In today’s work-from-home age, where individuals may be using their personal WiFi connections or lack the digital protections typically found in secure office environments, there’s a greater chance that social engineering techniques, such as fake emails from reputable organizations, could result in successful phishing attacks.
Humans aren’t perfect. And when that very human imperfection is combined with a massive data breach, like the 2021 LinkedIn data leak, the results can be significant: In the LinkedIn breach, hackers were able to uncover the names and personal contact information of more than 700 million users.
Bad actors then were free to use that information in phishing attempts, sending millions of emails to unsuspecting users in an attempt to trick them into trading sensitive information like bank logins. If even a small portion of people in that data leak were to click on a bad link in an email or otherwise fall for a phishing attempt, it can mean big money for hackers—and big headaches for everyone else involved.
The (Cyber) Supply Chain Matters
No, this is not another blog about supply chain woes. We do not know where that couch you ordered in April of 2021 is. What we’re referring to here is the upstream supply chain of hardware, software and service providers that businesses and consumers rely on in their IoT devices—whether they’re data-collection tools in healthcare settings or the security cameras installed outside a home’s front door.
Put it this way: If there’s a security issue upstream, even if you put up every cybersecurity measure you can imagine against being hacked, it won’t make much of a difference. The security issue—the weakness—is embedded in the IoT device, and poses a cybersecurity threat.
How to Manage Your IoT Network Cybersecurity
So, what to do in the face of botnets, historic data breaches and increased vulnerability in the IoT? I’ve got three suggestions, beginning with an audit of your IoT ecosystem.
Plainly put, you need to know at all times what—and who—is on your network, be it your business organization or your home.
For example, take a security guard at a hospital who plugs in an Amazon Fire TV Stick—which is an IoT device—into a flatscreen and connects it to the hospital’s internal, secure WiFi. This seemingly innocuous move could create an entry point for a bad actor.
And remember, it’s impossible to secure something if you don’t have full knowledge of its weaknesses. An estimate 90% of IoT cameras have some sort of vulnerability—so be extremely cautious if you purchase a new device for your home or business.
It’s also important to train your staff and create policies that keep guest and production networks separate (i.e. network segmentation and zero-trust architecture) as well as control and manage all devices that may access your organization’s production network. Manage and monitor privileged access to accounts and applications and review alerts on high-risk events, as these are very attractive entry points for hackers.

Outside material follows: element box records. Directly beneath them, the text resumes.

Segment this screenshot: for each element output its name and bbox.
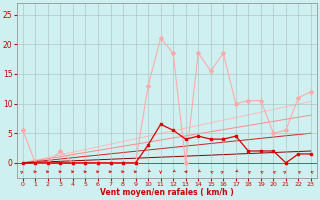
X-axis label: Vent moyen/en rafales ( km/h ): Vent moyen/en rafales ( km/h ) [100, 188, 234, 197]
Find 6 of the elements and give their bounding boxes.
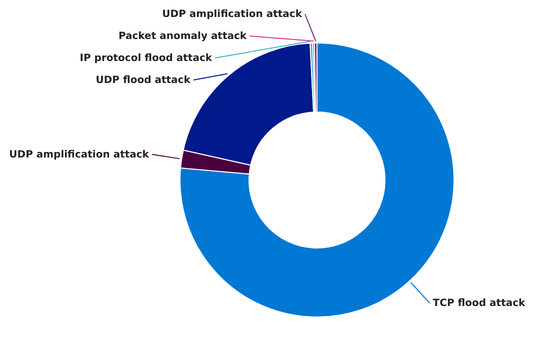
slice-label: UDP flood attack [96, 75, 191, 86]
slice-label: IP protocol flood attack [80, 53, 212, 64]
slice-label: UDP amplification attack [162, 9, 302, 20]
slice-label: UDP amplification attack [9, 149, 150, 160]
slice-label: Packet anomaly attack [118, 31, 247, 42]
slice-label: TCP flood attack [432, 298, 526, 310]
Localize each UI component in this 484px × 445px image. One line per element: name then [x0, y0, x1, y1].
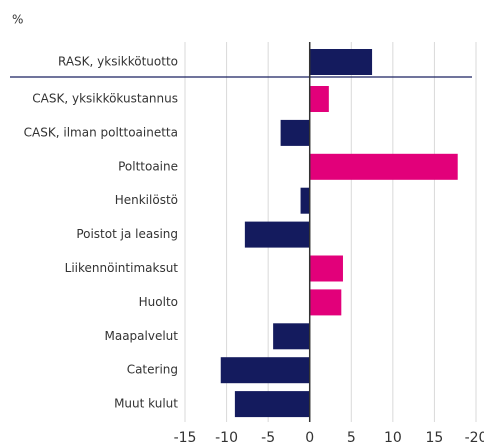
unit-label: %: [12, 13, 23, 27]
category-label: RASK, yksikkötuotto: [58, 55, 178, 69]
x-tick-label: 15: [426, 430, 444, 445]
x-tick-label: -15: [174, 430, 197, 445]
category-label: Catering: [127, 363, 178, 377]
bar: [220, 357, 310, 384]
bar: [273, 323, 310, 350]
bar: [244, 221, 310, 248]
bar: [309, 86, 329, 112]
x-tick-label: 10: [384, 430, 402, 445]
bar: [300, 187, 310, 214]
category-label: Polttoaine: [118, 159, 178, 173]
category-label: CASK, ilman polttoainetta: [24, 125, 178, 139]
x-tick-label: -5: [261, 430, 275, 445]
category-label: Henkilöstö: [115, 193, 178, 207]
bar: [309, 289, 342, 316]
bar: [234, 391, 310, 418]
bar: [309, 153, 458, 180]
x-tick-label: 5: [347, 430, 356, 445]
category-label: Poistot ja leasing: [76, 227, 178, 241]
bar: [309, 49, 373, 75]
bar: [309, 255, 343, 282]
x-tick-label: -20: [465, 430, 484, 445]
category-label: Liikennöintimaksut: [65, 261, 179, 275]
category-label: Maapalvelut: [105, 329, 179, 343]
bar: [280, 119, 310, 146]
category-label: CASK, yksikkökustannus: [32, 92, 178, 106]
x-tick-label: 0: [305, 430, 314, 445]
category-label: Huolto: [139, 295, 178, 309]
x-tick-label: -10: [215, 430, 238, 445]
category-label: Muut kulut: [114, 397, 178, 411]
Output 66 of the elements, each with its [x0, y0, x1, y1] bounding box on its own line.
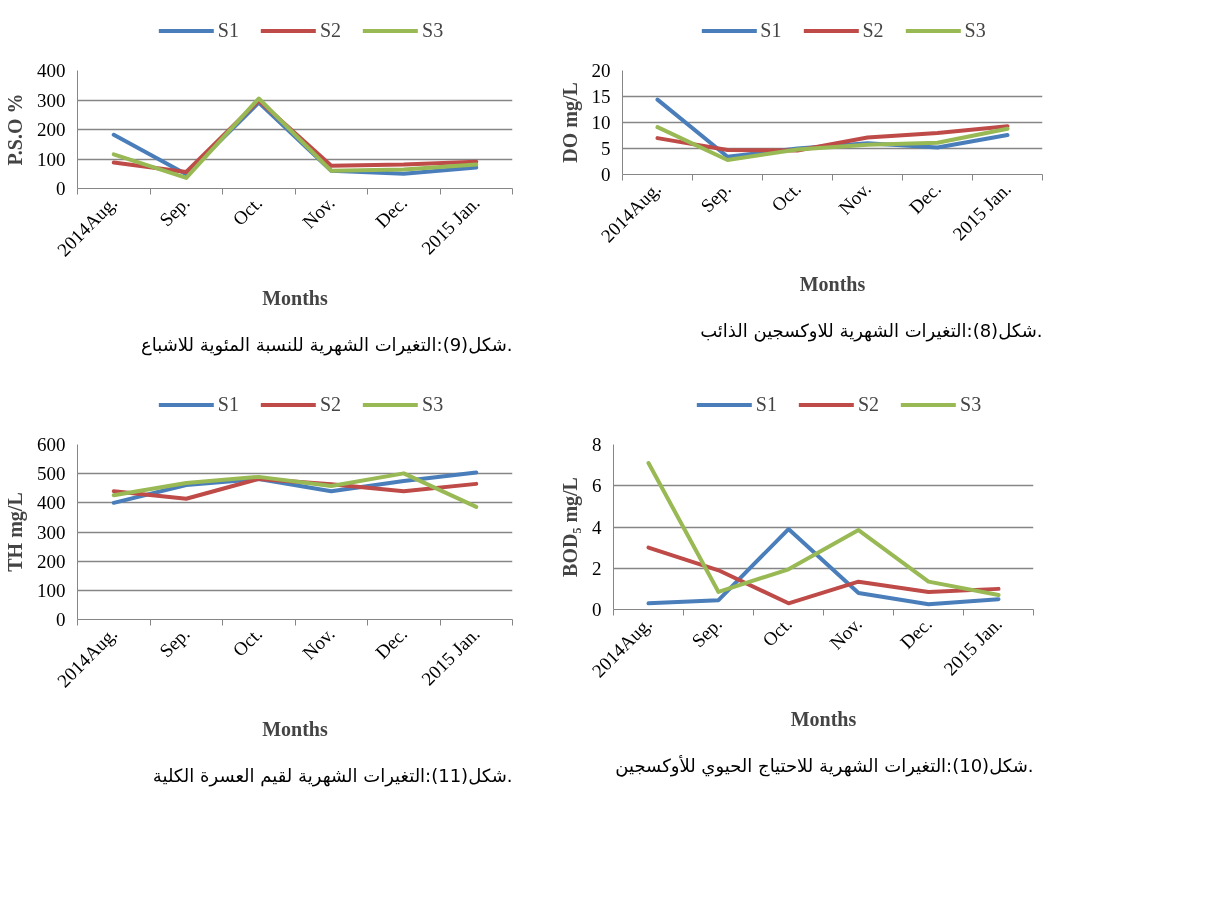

My second suggestion is to redteam your incident response team, especially if you or your business handles sensitive or privileged information. What do I mean by that? Pay a trusted organization to come in and try to break into your cybersecurity ecosystem. Identify the flaws and vulnerabilities, and test every single entry point. This allows you to identify the weaknesses and fix them—before someone nefarious points them out to you by hacking into your networks or launching a ransomware attack.
Lastly, develop and foster partnerships with peers and professionals across industries and up and down the supply chain. Truly robust and safe cybersecurity operations come from industry-wide shifts, not just from one individual organization implementing fixes and responding to cyber incidents. Partnerships, especially large-scale ones, can mount serious regulatory and political pressure—a necessary application of force to bring about necessary change in cyber security and data privacy in our increasingly connected world.